When we did the same search with Google, incidentally, the results were distinctly unintelligent: A “snippet” from a NATO press release appeared at the top of the page, with the words “Over 40,000 troops, along with significant air and naval assets, are now under direct NATO command in the eastern part of the Alliance.” Only a very careful reader would realize that this wasn’t an affirmative answer to the question.

Room for Disagreement

Not everyone thinks humans need to be involved in the search for reliable journalism. An engineer involved in researching safety at OpenAI, who spoke on the condition of anonymity and said he wasn’t directly familiar with Bing’s use of the technology, said he saw the manual NewsGuard rankings as a useful stepping stone toward the dream of AI systems that can determine reliability better than any manual process. But while Newsguard employs humans to do manual checks on news sources, the OpenAI researcher envisions AI algorithms with the ability to check actual facts in real time, using signals like Newsguard as a guide.

“That actually might be easier with AI systems rather than humans. It can run much faster,” he said.

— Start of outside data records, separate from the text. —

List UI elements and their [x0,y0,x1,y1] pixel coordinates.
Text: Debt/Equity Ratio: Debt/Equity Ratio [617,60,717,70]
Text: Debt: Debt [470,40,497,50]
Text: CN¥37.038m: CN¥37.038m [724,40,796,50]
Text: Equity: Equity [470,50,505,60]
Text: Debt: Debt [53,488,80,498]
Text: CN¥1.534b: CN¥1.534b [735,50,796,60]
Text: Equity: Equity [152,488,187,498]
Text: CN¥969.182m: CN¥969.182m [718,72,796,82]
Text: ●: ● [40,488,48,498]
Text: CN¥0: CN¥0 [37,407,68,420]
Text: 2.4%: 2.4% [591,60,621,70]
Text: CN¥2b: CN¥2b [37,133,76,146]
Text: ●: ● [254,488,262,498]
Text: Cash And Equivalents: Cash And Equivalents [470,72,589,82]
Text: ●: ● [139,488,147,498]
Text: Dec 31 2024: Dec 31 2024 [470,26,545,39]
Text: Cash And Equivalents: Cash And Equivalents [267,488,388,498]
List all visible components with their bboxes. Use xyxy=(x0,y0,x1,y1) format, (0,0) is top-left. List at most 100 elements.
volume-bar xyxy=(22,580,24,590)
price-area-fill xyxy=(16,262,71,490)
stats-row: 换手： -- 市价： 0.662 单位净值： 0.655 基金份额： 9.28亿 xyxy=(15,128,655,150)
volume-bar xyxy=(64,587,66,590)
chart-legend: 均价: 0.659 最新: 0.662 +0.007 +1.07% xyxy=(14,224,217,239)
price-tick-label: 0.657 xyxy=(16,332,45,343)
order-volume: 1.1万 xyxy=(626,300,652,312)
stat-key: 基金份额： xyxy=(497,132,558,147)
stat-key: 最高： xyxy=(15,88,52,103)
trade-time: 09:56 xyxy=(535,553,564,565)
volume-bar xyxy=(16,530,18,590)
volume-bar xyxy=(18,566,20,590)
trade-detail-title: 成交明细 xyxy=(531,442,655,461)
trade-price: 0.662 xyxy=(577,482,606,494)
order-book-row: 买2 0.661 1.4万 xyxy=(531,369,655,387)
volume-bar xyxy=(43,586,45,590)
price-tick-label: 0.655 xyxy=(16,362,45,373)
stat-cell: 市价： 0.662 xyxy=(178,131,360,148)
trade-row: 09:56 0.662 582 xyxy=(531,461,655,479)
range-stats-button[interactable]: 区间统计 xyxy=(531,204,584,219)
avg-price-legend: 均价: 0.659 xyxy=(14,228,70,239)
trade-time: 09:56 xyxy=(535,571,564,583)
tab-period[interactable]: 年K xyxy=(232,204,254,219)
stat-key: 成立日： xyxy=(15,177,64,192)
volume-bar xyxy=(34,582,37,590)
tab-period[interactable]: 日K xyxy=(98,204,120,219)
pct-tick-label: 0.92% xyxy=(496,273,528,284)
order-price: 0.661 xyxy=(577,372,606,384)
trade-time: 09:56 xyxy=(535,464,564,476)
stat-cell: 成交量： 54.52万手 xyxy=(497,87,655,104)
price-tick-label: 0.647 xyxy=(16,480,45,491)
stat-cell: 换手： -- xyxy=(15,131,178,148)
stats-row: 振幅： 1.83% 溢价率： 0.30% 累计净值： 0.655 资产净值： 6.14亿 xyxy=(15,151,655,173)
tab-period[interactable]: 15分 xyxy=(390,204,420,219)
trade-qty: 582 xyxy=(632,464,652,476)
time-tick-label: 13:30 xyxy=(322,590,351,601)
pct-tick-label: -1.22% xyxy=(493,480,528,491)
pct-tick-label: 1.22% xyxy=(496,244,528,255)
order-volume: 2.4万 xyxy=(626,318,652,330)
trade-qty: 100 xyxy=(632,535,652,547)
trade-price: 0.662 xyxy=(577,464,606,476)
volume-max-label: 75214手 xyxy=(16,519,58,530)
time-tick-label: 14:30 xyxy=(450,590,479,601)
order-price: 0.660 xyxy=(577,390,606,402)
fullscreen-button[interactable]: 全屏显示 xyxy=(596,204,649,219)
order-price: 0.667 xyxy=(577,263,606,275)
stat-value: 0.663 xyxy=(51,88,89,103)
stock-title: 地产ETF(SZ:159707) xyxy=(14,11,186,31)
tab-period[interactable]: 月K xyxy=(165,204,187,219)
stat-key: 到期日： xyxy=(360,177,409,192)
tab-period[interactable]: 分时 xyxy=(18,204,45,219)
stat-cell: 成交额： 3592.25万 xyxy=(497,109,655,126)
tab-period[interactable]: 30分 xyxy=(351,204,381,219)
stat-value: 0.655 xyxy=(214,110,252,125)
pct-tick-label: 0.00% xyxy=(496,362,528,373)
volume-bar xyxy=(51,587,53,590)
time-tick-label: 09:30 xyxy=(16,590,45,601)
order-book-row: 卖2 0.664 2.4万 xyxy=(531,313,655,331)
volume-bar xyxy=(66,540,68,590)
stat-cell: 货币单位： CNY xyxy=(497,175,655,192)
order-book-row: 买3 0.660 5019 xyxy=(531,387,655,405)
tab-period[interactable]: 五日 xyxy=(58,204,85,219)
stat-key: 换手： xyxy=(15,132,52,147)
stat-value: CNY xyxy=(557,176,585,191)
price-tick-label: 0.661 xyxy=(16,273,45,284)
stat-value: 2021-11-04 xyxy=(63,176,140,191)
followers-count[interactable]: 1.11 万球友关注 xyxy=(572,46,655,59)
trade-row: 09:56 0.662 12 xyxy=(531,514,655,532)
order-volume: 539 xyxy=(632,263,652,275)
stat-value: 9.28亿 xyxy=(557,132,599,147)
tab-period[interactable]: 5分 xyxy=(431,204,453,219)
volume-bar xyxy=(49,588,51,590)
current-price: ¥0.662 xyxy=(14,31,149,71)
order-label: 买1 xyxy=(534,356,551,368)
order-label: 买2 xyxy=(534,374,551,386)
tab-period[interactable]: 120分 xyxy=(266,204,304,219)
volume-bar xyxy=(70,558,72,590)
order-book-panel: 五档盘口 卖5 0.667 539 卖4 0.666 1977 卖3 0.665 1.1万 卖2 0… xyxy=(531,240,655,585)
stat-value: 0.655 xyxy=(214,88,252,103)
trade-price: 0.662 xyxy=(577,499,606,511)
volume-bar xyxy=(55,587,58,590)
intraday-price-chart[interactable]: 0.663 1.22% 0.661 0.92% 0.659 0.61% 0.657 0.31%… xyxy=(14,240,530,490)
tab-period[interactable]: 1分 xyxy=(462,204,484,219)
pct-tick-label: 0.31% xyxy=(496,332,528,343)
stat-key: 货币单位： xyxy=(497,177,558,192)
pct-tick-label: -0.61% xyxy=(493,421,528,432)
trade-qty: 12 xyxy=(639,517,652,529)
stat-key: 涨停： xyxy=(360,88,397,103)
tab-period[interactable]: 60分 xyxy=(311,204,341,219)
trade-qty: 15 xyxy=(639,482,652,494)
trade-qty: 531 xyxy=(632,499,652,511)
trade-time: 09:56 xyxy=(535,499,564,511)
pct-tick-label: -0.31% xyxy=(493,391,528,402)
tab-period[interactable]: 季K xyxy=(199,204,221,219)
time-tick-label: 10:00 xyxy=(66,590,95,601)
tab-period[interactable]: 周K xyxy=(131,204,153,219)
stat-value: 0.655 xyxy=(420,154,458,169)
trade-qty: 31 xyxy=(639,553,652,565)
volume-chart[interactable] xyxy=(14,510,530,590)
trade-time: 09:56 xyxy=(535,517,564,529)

He said OpenAI is already beginning to think about teaching the AI to better discern accurate information on the internet. The current models were “trained” by humans who rated the algorithm’s responses on how convincing and accurate they sounded. But unless the trainer had the knowledge necessary to determine the answer’s accuracy, the response might have also been wrong. In future rounds of training, OpenAI is considering giving trainers tools to more reliably check the accuracy of responses.

The idea is not to teach the AI the right answer to every question — an impossible feat. The goal would be to teach it to identify patterns in the petabytes of internet content that are associated with accuracy and inaccuracy.

The View From The Right

Newsguard’s focus on transparency and professional standards, rather than movements and ideologies, has kept it out of much of the polarized debate over misinformation, in which Twitter made high-profile mistakes in banning true or debatable claims by right-wing voices.

But some outlets to which the company has given low ratings have cast NewsGuard as the tip of a conspiratorial spear. The conservative non-profit PragerU launched a petition describing the company as “the political elite’s tool for censorship” after receiving a rating of 57, which carries the admonition “proceed with caution.”

In an email exchange PragerU posted, much of the debate focused on the fact that PragerU doesn’t respond to errors in a way that meets NewsGuard’s standards.

“We don’t issue corrections, as we are not a news site. In the rare event we get something wrong, we will remove it,” an explanation that did not appear to impress NewsGuard.

The right has already criticized ChatGPT for allegedly “woke” responses. What really seems to irk conservatives, though, is when the algorithms seem to synthesize internet data and come to a final conclusion. For instance, it has said “it is generally better to be for affirmative action.” Why this happens isn’t fully understood, even by AI researchers. If newer and more powerful models can detect when there are multiple prevailing views on a subject and present both of them, citing source material, it may quell the criticism.

Notable

When NewsGuard launched in 2019, “Mr. Brill and Mr. Crovitz anticipate that some kind of ratings service will eventually be adopted across the web,” Ed Lee wrote in the New York Times.
The linguist Noam Chomsky doesn’t think ChatGPT can fulfill the promises made by some of its promoters. With brute statistical force replacing the elegance of human cognition, “the predictions of machine learning systems will always be superficial and dubious.”
And ChatGPT-style tech is emerging in another environment where it’s important to get things right: Cars.